Enough, she told herself, enough. Time to face the evening. Such difficulties would look better through the morning panes of sunlight and with coffee in tow. For now, she was behind schedule. One whole hour, to be exact. After neatly sweeping up the crumbs and remnants of her evening snack (never a meal, especially on weekends), Marcie gently guided her manicured forefinger along the oily surface, finding comfort in knowing that its perfection would more than make up for spending money on her (now unusable) quaint, and thus trite, Mexican basin. While she didn’t like to dwell on such things, it did occur to her (if only vaguely) that the Mexican business was altogether a very bad decision and thus not entirely her fault—the salesman was rather pushy, wasn’t he? No matter, she thought; not worth the complaint. Stress is horrible, absolutely horrible for the skin.
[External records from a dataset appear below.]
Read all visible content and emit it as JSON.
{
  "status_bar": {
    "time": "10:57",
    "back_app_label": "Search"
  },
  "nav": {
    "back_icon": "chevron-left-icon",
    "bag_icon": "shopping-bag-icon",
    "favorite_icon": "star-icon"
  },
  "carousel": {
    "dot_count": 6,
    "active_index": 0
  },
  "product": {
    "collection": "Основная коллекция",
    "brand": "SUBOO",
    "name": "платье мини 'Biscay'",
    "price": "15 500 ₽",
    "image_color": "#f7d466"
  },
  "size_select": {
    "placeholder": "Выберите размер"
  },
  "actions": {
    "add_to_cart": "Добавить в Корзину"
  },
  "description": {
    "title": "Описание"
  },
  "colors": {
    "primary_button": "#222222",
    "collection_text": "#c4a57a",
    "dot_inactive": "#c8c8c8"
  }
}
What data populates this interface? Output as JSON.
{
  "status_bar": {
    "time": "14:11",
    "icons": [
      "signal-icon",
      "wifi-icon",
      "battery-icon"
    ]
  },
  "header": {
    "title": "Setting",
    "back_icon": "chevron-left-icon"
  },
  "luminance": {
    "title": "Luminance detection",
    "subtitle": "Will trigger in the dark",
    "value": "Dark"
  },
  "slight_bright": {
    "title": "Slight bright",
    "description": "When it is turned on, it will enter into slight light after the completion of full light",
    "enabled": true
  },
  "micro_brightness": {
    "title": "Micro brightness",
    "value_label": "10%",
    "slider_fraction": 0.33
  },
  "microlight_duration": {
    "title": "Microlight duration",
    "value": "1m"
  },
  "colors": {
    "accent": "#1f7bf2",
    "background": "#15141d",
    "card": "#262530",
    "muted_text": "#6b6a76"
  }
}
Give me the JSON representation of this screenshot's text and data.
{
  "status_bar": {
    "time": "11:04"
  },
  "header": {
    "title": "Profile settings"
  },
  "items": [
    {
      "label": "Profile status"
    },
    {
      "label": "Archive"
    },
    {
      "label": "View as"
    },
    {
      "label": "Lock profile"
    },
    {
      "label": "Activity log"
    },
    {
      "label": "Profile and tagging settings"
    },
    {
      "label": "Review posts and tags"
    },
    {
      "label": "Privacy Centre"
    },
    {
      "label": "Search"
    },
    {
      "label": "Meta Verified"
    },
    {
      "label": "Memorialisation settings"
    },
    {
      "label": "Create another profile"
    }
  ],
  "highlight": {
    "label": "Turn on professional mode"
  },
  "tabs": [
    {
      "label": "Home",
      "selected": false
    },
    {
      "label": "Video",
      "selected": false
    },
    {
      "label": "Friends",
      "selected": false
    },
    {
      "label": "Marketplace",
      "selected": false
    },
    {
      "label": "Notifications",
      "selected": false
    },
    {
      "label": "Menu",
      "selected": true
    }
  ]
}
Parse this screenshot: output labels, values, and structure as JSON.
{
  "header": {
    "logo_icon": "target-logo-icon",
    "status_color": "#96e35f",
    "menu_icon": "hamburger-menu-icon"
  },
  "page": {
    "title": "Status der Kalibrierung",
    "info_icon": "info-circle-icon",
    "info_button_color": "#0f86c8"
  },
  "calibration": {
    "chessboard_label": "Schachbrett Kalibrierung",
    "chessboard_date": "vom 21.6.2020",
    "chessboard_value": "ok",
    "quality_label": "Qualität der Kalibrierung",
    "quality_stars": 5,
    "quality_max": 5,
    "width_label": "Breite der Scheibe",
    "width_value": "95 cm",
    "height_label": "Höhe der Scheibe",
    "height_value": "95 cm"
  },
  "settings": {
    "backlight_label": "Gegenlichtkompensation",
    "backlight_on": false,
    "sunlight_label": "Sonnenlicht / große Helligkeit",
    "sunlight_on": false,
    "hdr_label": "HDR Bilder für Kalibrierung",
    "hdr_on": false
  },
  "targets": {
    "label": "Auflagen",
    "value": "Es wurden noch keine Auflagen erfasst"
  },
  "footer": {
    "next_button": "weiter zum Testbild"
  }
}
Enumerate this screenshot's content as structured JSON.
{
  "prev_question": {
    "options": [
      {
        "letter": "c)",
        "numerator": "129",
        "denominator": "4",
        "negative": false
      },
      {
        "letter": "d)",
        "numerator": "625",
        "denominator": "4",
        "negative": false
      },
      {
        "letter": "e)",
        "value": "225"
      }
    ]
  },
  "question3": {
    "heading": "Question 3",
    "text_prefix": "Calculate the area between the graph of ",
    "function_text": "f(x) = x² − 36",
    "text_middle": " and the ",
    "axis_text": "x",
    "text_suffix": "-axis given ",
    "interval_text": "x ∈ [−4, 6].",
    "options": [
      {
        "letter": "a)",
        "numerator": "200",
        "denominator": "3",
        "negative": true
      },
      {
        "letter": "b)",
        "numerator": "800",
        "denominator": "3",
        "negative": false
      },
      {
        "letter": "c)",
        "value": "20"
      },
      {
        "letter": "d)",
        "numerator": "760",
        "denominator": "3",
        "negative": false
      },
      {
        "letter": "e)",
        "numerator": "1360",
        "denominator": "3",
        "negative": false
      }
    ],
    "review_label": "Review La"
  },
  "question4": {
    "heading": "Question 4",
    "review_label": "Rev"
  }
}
She was still in stockings from work and tread rather carefully up the carpeted stairs to avoid tears in the toes and heels. Even the slightest hole brought great discomfort and disappointment; she was always careful to avoid them and almost never failed in the effort.

Tonight promised to be a rather lofty affair: lots of fantastic views, good friends, and a phenomenal number of young men to audition as potential suitors. She and Dave broke up two months ago, but it was never very serious. It was really his nose and that particular nasally laugh that got in the way in the end, which could have been overlooked save for the fact that he punctuated every meal with his “good sense of humor” and trademark self-congratulatory snorts. Two and half months it lasted. Marcie had dutifully traveled through the seven steps her therapist recommended, learned about herself in the process, and was more fully realized, more fully capable, and more fully ready for the prospect of someone new and interesting in her cards as a result. Spotlight on tonight, thank you. She was ready.

The foundational and thus very often trying part of the process was selecting the dress. Once the outfit, shoes and stockings were decided, makeup would be a far easier affair. Marcie loved to look that perfect combination of “je ne sais quoi” her sister always seemed to pull off with ease. While it was more difficult for her, Marcie won her fair share of attention from a series of appropriate men in her adult dating life, and, as such, tended to have her fair share of confidence in her choices. Indeed, though a bit older now, she was far more confident, far more sophisticated, and thus a better model in her 30-year-old skin than her 22-year-old self could have ever wished for. She had even, she thought, this evening, finally succeeded in supplanting her older sister as the family beauty—particularly in light of those few extra pounds her sister seemed to have permanently adopted in the process of baby bearing and rearing. She made a mental note to self to never let such things happen when she crossed that threshold and purposively moved on.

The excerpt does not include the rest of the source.